Boyamin yang koordinator Masyarakat Antikorupsi Indonesia (Maki) itu datang dengan didampingi Presdir Center for Banking Crisis (CBC) Achmad Deni Daruri. Mereka mendatangi Gedung Bundar dan gedung utama Kejagung.
Dalam surat pengaduan bernomor 43/MAKI/V/2008 tersebut, Boyamin membawa lampiran satu berkas.
Boyamin mengatakan, potensi penyalahgunaan terungkap pada ketentuan pasal 13 huruf 1 yang menyebutkan, pengembalian kelebihan bayar pajak atas penjualan barang mewah paling lambat 12 bulan sejak perdirjen itu ditetapkan. Dari pelaksanaan perdirjen tersebut, lanjut Boyamin, aparat Dirjen Pajak selama 2007 telah menghasilkan setoran pajak Rp 10 triliun.
Ketentuan tersebut diduga bertentangan dengan pasal 17 huruf b ayat (1) UU No 16 Tahun 2000 tentang Perpajakan dan UU Perbendaharaan Negara, jelas Boyamin kemarin.

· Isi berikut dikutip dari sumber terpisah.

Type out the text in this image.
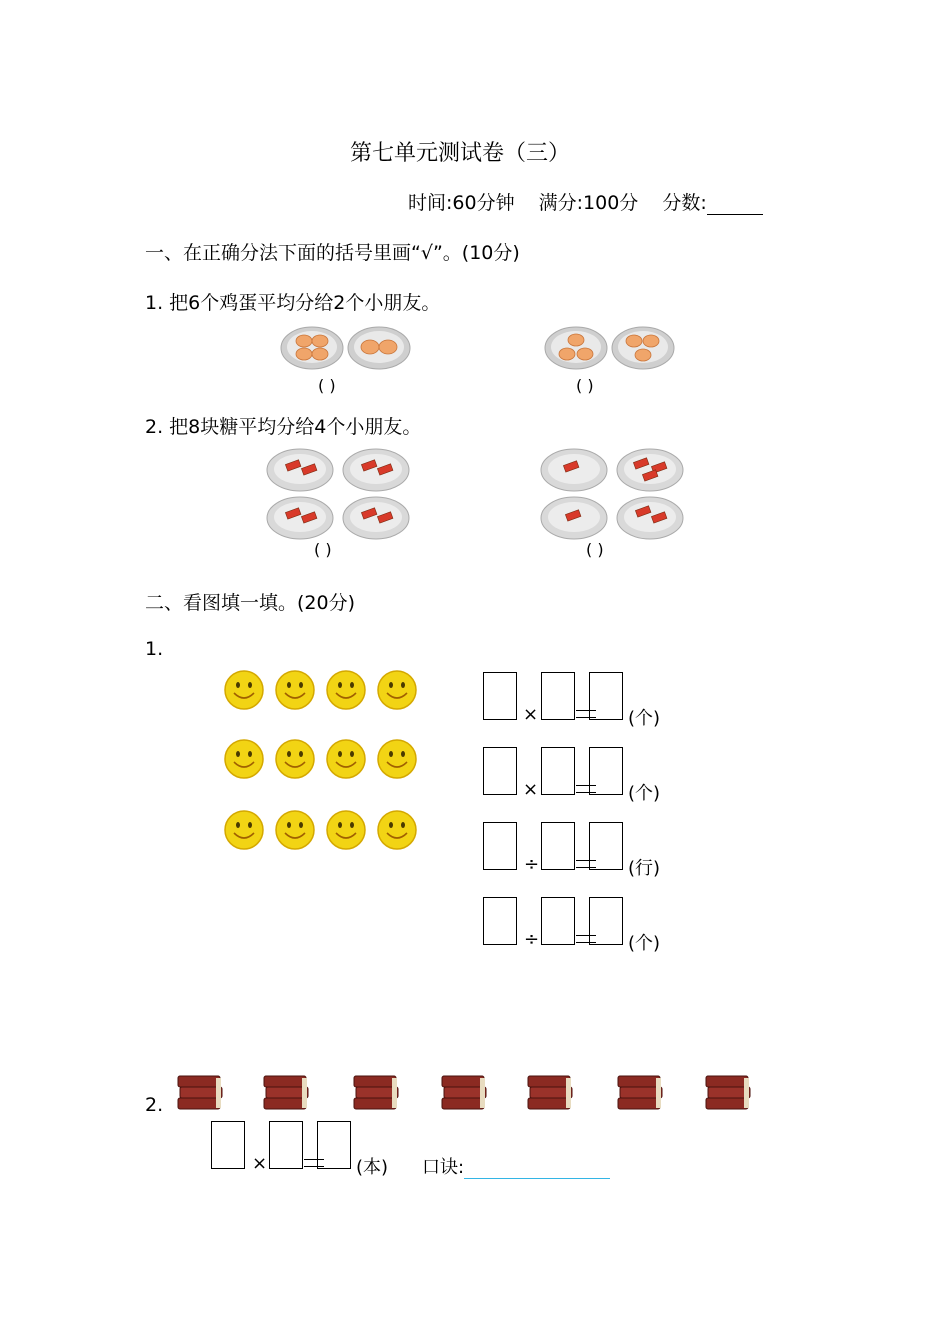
第七单元测试卷（三）
时间:60分钟 满分:100分 分数:
一、在正确分法下面的括号里画“√”。(10分)
1. 把6个鸡蛋平均分给2个小朋友。
( )	( )
2. 把8块糖平均分给4个小朋友。
( )	( )
二、看图填一填。(20分)
1.
×	(个)
×	(个)
÷	(行)
÷	(个)
2.
×	(本) 口诀:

Menurut Boyamin, perdirjen tersebut berpotensi dilaksanakan secara elastis karena bisa diberlakukan untuk tahun anggaran (TA) kapan pun, termasuk TA 1999. Padahal, sesuai asas hukum, perundang-undangan tidak boleh diberlakukan secara surut, jelasnya. Apabila dipaksakan diberlakukan, lanjut Boyamin, perdirjen tersebut mirip dengan PP tentang tunjangan perumahan DPRD yang sebelumnya dicabut karena diberlakukan secara surut.
Di tempat terpisah, Direktur Humas Ditjen Pajak Djoko Slamet Surjopuputio dalam rilisnya menyebutkan, perdirjen tersebut tidak merugikan negara. Namun justru sebaliknya, menjadi solusi menyelesaikan tunggakan restitusi (pengembalian) pajak, katanya.

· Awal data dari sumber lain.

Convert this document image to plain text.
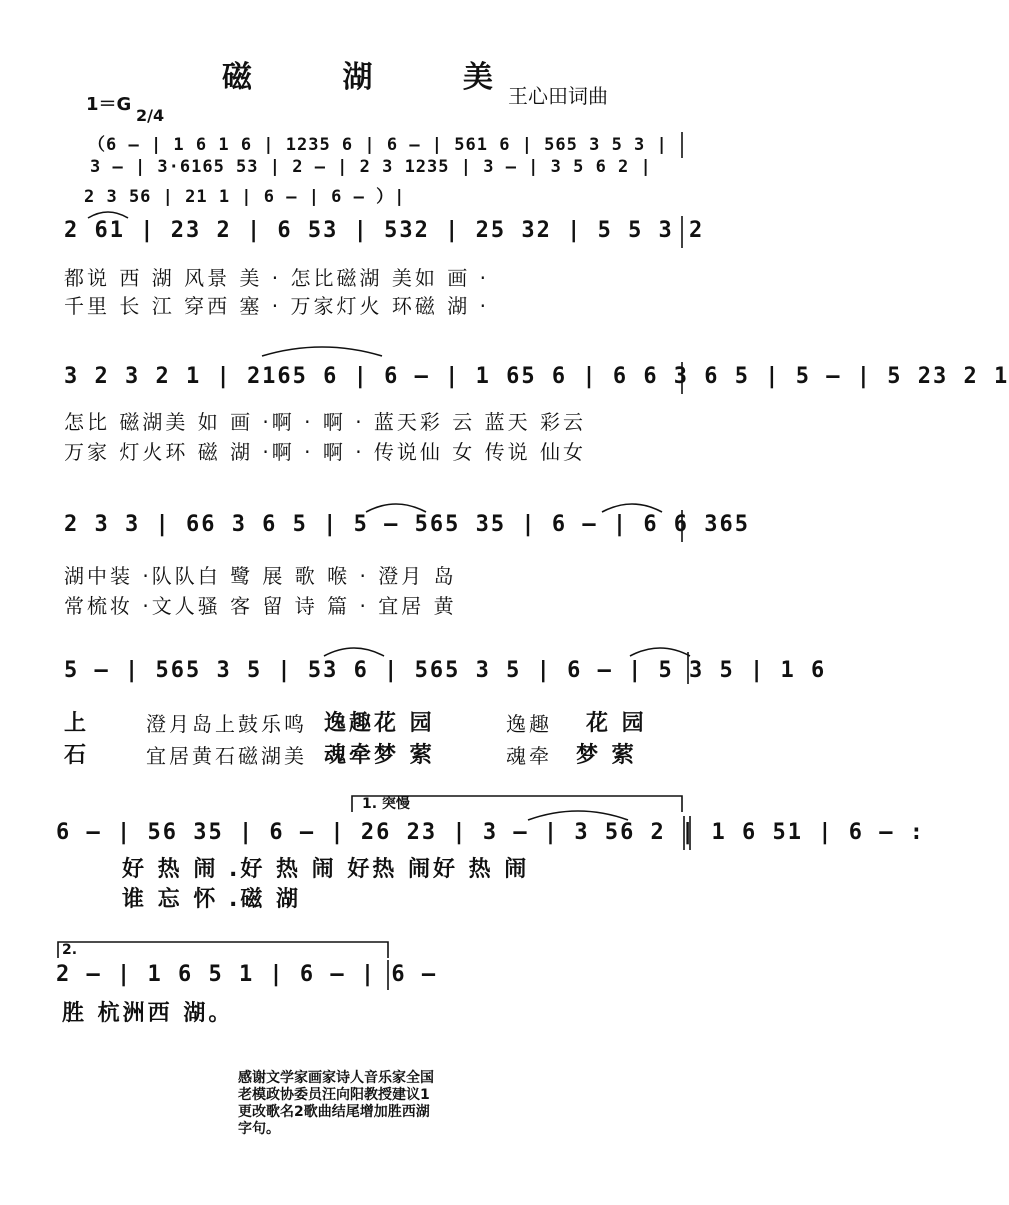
磁 湖 美
王心田词曲
1＝G
2/4
（6 — | 1 6 1 6 | 1235 6 | 6 — | 561 6 | 565 3 5 3 |
3 — | 3·6165 53 | 2 — | 2 3 1235 | 3 — | 3 5 6 2 |
2 3 56 | 21 1 | 6 — | 6 — ）|
2 61 | 23 2 | 6 53 | 532 | 25 32 | 5 5 3 2
都说 西 湖 风景 美 · 怎比磁湖 美如 画 ·
千里 长 江 穿西 塞 · 万家灯火 环磁 湖 ·
3 2 3 2 1 | 2165 6 | 6 — | 1 65 6 | 6 6 3 6 5 | 5 — | 5 23 2 1
怎比 磁湖美 如 画 ·啊 · 啊 · 蓝天彩 云 蓝天 彩云
万家 灯火环 磁 湖 ·啊 · 啊 · 传说仙 女 传说 仙女
2 3 3 | 66 3 6 5 | 5 — 565 35 | 6 — | 6 6 365
湖中装 ·队队白 鹭 展 歌 喉 · 澄月 岛
常梳妆 ·文人骚 客 留 诗 篇 · 宜居 黄
5 — | 565 3 5 | 53 6 | 565 3 5 | 6 — | 5 3 5 | 1 6
上	澄月岛上鼓乐鸣 逸趣花 园	逸趣 花 园
石	宜居黄石磁湖美 魂牵梦 萦	魂牵 梦 萦
1. 突慢
6 — | 56 35 | 6 — | 26 23 | 3 — | 3 56 2 | 1 6 51 | 6 — :
好 热 闹 .好 热 闹 好热 闹好 热 闹
谁 忘 怀 .磁 湖
2.
2 — | 1 6 5 1 | 6 — | 6 —
胜 杭洲西 湖。
感谢文学家画家诗人音乐家全国
老模政协委员汪向阳教授建议1
更改歌名2歌曲结尾增加胜西湖
字句。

Djoko lantas membeber alasan penerbitan perdirjen tersebut. Itu dilatari temuan Dirjen Pajak pada semester II/2006 yang menyebutkan adanya tunggakan restitusi pajak pertambahan nilai (PPN) sebanyak lebih dari 8.000 permohonan dengan nilai Rp l0 triliun. Untuk menyelesaikan masalah itu, dikeluarkanlah perdirjen tersebut. (agm/kum)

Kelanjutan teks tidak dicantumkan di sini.